Perhaps even more so than cordyceps, it is one of the most well-researched, promising, and celebrating natural healers for the brain in the world.

What makes it so special? Studies show it could literally help nerves regrow after damage, which could have huge significance for concussion incidences that cause brain damage.

A 2011 study demonstrated such effects. Another in 2015 suggested that this regrowth contributes to better cognition, memory, and overall brain function too, and not just healing brain damage exclusively.

Could lion’s mane really heal concussions? Perhaps.


Reishi is another mushroom that is pretty exciting in the realms of health and research.

There is a lot it’s capable of: boosting immunity, helping with the signs of aging, reducing cancer risk, and many other things.

While it’s not as thoroughly studied in this area as much as fungi like cordyceps and lion’s mane, it nevertheless has shown some great neuroprotective potential.

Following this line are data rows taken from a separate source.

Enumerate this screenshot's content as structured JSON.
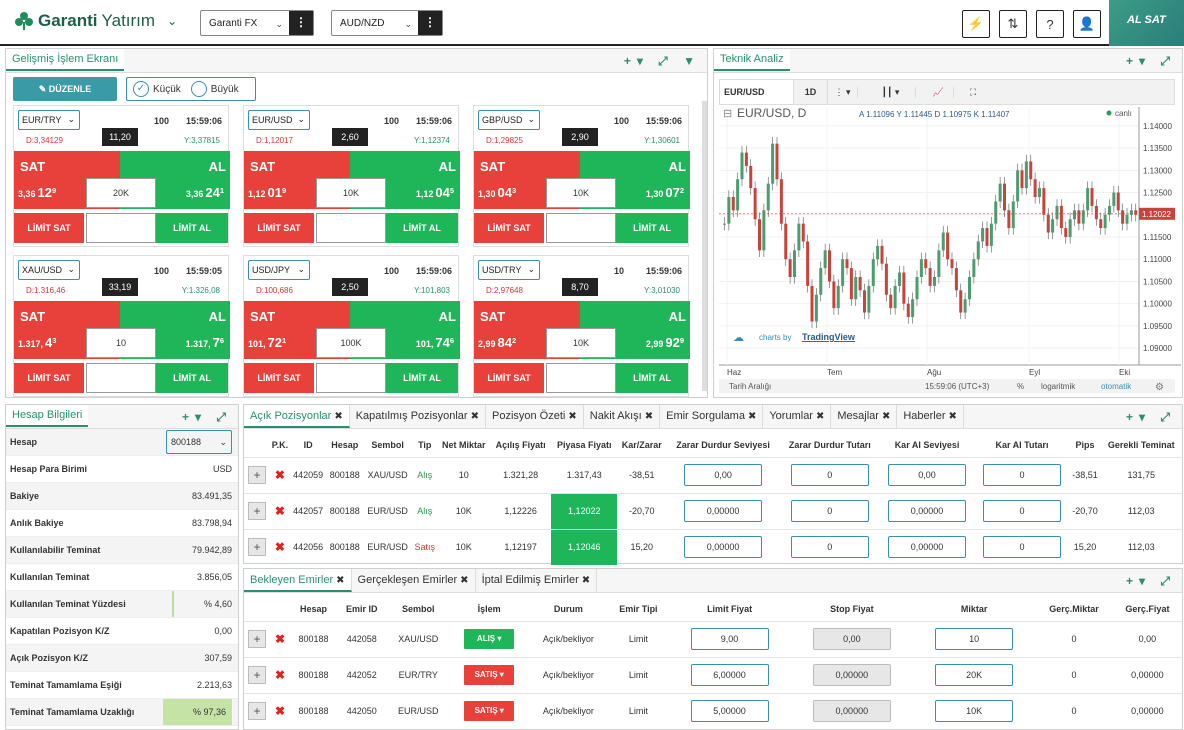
{
  "header": {
    "brand": "Garanti",
    "brand2": "Yatırım",
    "account_select": "Garanti FX",
    "pair_select": "AUD/NZD",
    "alsat": "AL SAT"
  },
  "trading": {
    "title": "Gelişmiş İşlem Ekranı",
    "edit": "DÜZENLE",
    "small": "Küçük",
    "large": "Büyük",
    "cards": [
      {
        "pair": "EUR/TRY",
        "lot": "100",
        "time": "15:59:06",
        "spread": "11,20",
        "low": "D:3,34129",
        "high": "Y:3,37815",
        "sat_pre": "3,36",
        "sat_big": "12",
        "sat_sup": "9",
        "al_pre": "3,36",
        "al_big": "24",
        "al_sup": "1",
        "qty": "20K",
        "sell": "SAT",
        "buy": "AL",
        "lsell": "LİMİT SAT",
        "lbuy": "LİMİT AL"
      },
      {
        "pair": "EUR/USD",
        "lot": "100",
        "time": "15:59:06",
        "spread": "2,60",
        "low": "D:1,12017",
        "high": "Y:1,12374",
        "sat_pre": "1,12",
        "sat_big": "01",
        "sat_sup": "9",
        "al_pre": "1,12",
        "al_big": "04",
        "al_sup": "5",
        "qty": "10K",
        "sell": "SAT",
        "buy": "AL",
        "lsell": "LİMİT SAT",
        "lbuy": "LİMİT AL"
      },
      {
        "pair": "GBP/USD",
        "lot": "100",
        "time": "15:59:06",
        "spread": "2,90",
        "low": "D:1,29825",
        "high": "Y:1,30601",
        "sat_pre": "1,30",
        "sat_big": "04",
        "sat_sup": "3",
        "al_pre": "1,30",
        "al_big": "07",
        "al_sup": "2",
        "qty": "10K",
        "sell": "SAT",
        "buy": "AL",
        "lsell": "LİMİT SAT",
        "lbuy": "LİMİT AL"
      },
      {
        "pair": "XAU/USD",
        "lot": "100",
        "time": "15:59:05",
        "spread": "33,19",
        "low": "D:1.316,46",
        "high": "Y:1.326,08",
        "sat_pre": "1.317,",
        "sat_big": "4",
        "sat_sup": "3",
        "al_pre": "1.317,",
        "al_big": "7",
        "al_sup": "6",
        "qty": "10",
        "sell": "SAT",
        "buy": "AL",
        "lsell": "LİMİT SAT",
        "lbuy": "LİMİT AL"
      },
      {
        "pair": "USD/JPY",
        "lot": "100",
        "time": "15:59:06",
        "spread": "2,50",
        "low": "D:100,686",
        "high": "Y:101,803",
        "sat_pre": "101,",
        "sat_big": "72",
        "sat_sup": "1",
        "al_pre": "101,",
        "al_big": "74",
        "al_sup": "6",
        "qty": "100K",
        "sell": "SAT",
        "buy": "AL",
        "lsell": "LİMİT SAT",
        "lbuy": "LİMİT AL"
      },
      {
        "pair": "USD/TRY",
        "lot": "10",
        "time": "15:59:06",
        "spread": "8,70",
        "low": "D:2,97648",
        "high": "Y:3,01030",
        "sat_pre": "2,99",
        "sat_big": "84",
        "sat_sup": "2",
        "al_pre": "2,99",
        "al_big": "92",
        "al_sup": "9",
        "qty": "10K",
        "sell": "SAT",
        "buy": "AL",
        "lsell": "LİMİT SAT",
        "lbuy": "LİMİT AL"
      }
    ]
  },
  "analysis": {
    "title": "Teknik Analiz",
    "symbol": "EUR/USD",
    "interval": "1D",
    "chart_title": "EUR/USD, D",
    "ohlc": "A 1.11096  Y 1.11445  D 1.10975  K 1.11407",
    "live": "canlı",
    "price_tag": "1.12022",
    "credit1": "charts by ",
    "credit2": "TradingView",
    "range": "Tarih Aralığı",
    "clock": "15:59:06 (UTC+3)",
    "pct": "%",
    "log": "logaritmik",
    "auto": "otomatik",
    "xlabels": [
      "Haz",
      "Tem",
      "Ağu",
      "Eyl",
      "Eki"
    ],
    "ylabels": [
      "1.14000",
      "1.13500",
      "1.13000",
      "1.12500",
      "1.12000",
      "1.11500",
      "1.11000",
      "1.10500",
      "1.10000",
      "1.09500",
      "1.09000"
    ]
  },
  "account": {
    "title": "Hesap Bilgileri",
    "rows": [
      {
        "label": "Hesap",
        "value": "800188"
      },
      {
        "label": "Hesap Para Birimi",
        "value": "USD"
      },
      {
        "label": "Bakiye",
        "value": "83.491,35"
      },
      {
        "label": "Anlık Bakiye",
        "value": "83.798,94"
      },
      {
        "label": "Kullanılabilir Teminat",
        "value": "79.942,89"
      },
      {
        "label": "Kullanılan Teminat",
        "value": "3.856,05"
      },
      {
        "label": "Kullanılan Teminat Yüzdesi",
        "value": "% 4,60"
      },
      {
        "label": "Kapatılan Pozisyon K/Z",
        "value": "0,00"
      },
      {
        "label": "Açık Pozisyon K/Z",
        "value": "307,59"
      },
      {
        "label": "Teminat Tamamlama Eşiği",
        "value": "2.213,63"
      },
      {
        "label": "Teminat Tamamlama Uzaklığı",
        "value": "% 97,36"
      }
    ]
  },
  "positions": {
    "tabs": [
      "Açık Pozisyonlar",
      "Kapatılmış Pozisyonlar",
      "Pozisyon Özeti",
      "Nakit Akışı",
      "Emir Sorgulama",
      "Yorumlar",
      "Mesajlar",
      "Haberler"
    ],
    "headers": [
      "P.K.",
      "ID",
      "Hesap",
      "Sembol",
      "Tip",
      "Net Miktar",
      "Açılış Fiyatı",
      "Piyasa Fiyatı",
      "Kar/Zarar",
      "Zarar Durdur Seviyesi",
      "Zarar Durdur Tutarı",
      "Kar Al Seviyesi",
      "Kar Al Tutarı",
      "Pips",
      "Gerekli Teminat"
    ],
    "rows": [
      {
        "id": "442059",
        "acct": "800188",
        "sym": "XAU/USD",
        "type": "Alış",
        "qty": "10",
        "open": "1.321,28",
        "mkt": "1.317,43",
        "pl": "-38,51",
        "sl": "0,00",
        "slamt": "0",
        "tp": "0,00",
        "tpamt": "0",
        "pips": "-38,51",
        "margin": "131,75"
      },
      {
        "id": "442057",
        "acct": "800188",
        "sym": "EUR/USD",
        "type": "Alış",
        "qty": "10K",
        "open": "1,12226",
        "mkt": "1,12022",
        "pl": "-20,70",
        "sl": "0,00000",
        "slamt": "0",
        "tp": "0,00000",
        "tpamt": "0",
        "pips": "-20,70",
        "margin": "112,03"
      },
      {
        "id": "442056",
        "acct": "800188",
        "sym": "EUR/USD",
        "type": "Satış",
        "qty": "10K",
        "open": "1,12197",
        "mkt": "1,12046",
        "pl": "15,20",
        "sl": "0,00000",
        "slamt": "0",
        "tp": "0,00000",
        "tpamt": "0",
        "pips": "15,20",
        "margin": "112,03"
      }
    ]
  },
  "orders": {
    "tabs": [
      "Bekleyen Emirler",
      "Gerçekleşen Emirler",
      "İptal Edilmiş Emirler"
    ],
    "headers": [
      "Hesap",
      "Emir ID",
      "Sembol",
      "İşlem",
      "Durum",
      "Emir Tipi",
      "Limit Fiyat",
      "Stop Fiyat",
      "Miktar",
      "Gerç.Miktar",
      "Gerç.Fiyat"
    ],
    "rows": [
      {
        "acct": "800188",
        "id": "442058",
        "sym": "XAU/USD",
        "side": "ALIŞ",
        "status": "Açık/bekliyor",
        "otype": "Limit",
        "limit": "9,00",
        "stop": "0,00",
        "qty": "10",
        "fqty": "0",
        "fprice": "0,00"
      },
      {
        "acct": "800188",
        "id": "442052",
        "sym": "EUR/TRY",
        "side": "SATIŞ",
        "status": "Açık/bekliyor",
        "otype": "Limit",
        "limit": "6,00000",
        "stop": "0,00000",
        "qty": "20K",
        "fqty": "0",
        "fprice": "0,00000"
      },
      {
        "acct": "800188",
        "id": "442050",
        "sym": "EUR/USD",
        "side": "SATIŞ",
        "status": "Açık/bekliyor",
        "otype": "Limit",
        "limit": "5,00000",
        "stop": "0,00000",
        "qty": "10K",
        "fqty": "0",
        "fprice": "0,00000"
      }
    ]
  },
  "chart_data": {
    "type": "candlestick",
    "title": "EUR/USD, D",
    "ylim": [
      1.088,
      1.142
    ],
    "x_ticks": [
      "Haz",
      "Tem",
      "Ağu",
      "Eyl",
      "Eki"
    ],
    "last_price": 1.12022
  }
}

A 2014 study showed that reishi may help the brain bounce back from damage, which could be very good news for concussion issues. A more recent study in 2017 also showed it could improve cognitive problems, which can be a symptom caused by a concussion, too.

Though more research is needed on reishi, there’s already quite a bit to respect about it. It’s certainly not proven to cure anything (much less a concussion), but further exploration could change that.


In addition to trying botanicals shown to possibly help with a concussion, there are other approaches that might help: such as lifestyle choices.

In fact, a lot of what a doctor or physician will recommend for treating a mild concussion will probably fall in this category. Give them a try:

  • Get adequate, high-quality rest often. This means both mentally and physically. Both can be very taxing to the brain, which needs all its energy to heal.
  • Get adequate, high quality, and regular sleep. Truly restorative sleep is important to healing the brain. It should also be regular, not irregular, which can stress the brain.
  • Mitigate stress. Don’t pile up that plate. Don’t force the brain to work too much. Give it rest and give it time.
  • Stop smoking. Most people may not realize it, but this can negatively impact the brain. It can also interfere with sleep patterns needed for the brain to fully heal.
  • Stop drinking. Drinking can also interfere with brain function and sleep patterns, too. It’s best to hold off until after concussions have gone away.
  • Stop using so much caffeine. Again, this can have a huge impact on sleep patterns. The brain needs plenty of ample sleep and rest, to recharge, and to even heal after experiencing a concussion.


Most concussions are mild.

But remember: if symptoms are severe, worrisome, or if those experiencing concussions are in doubt in any way, it’s best to absolutely see a doctor to reduce the risk of further complications that could arise.

This is especially the case if symptoms that interfere with one’s life last for longer than two days, cause drastic personality changes, or include seizures, unconsciousness, or symptoms getting worse in general.

Sometimes, subtle concussion symptoms may remain for a few weeks to a month after things happen. If they don’t cause a major disturbance, that’s okay, and will likely go away on their own.

Otherwise, with very severe signs, it’s better safe than sorry with a doctor.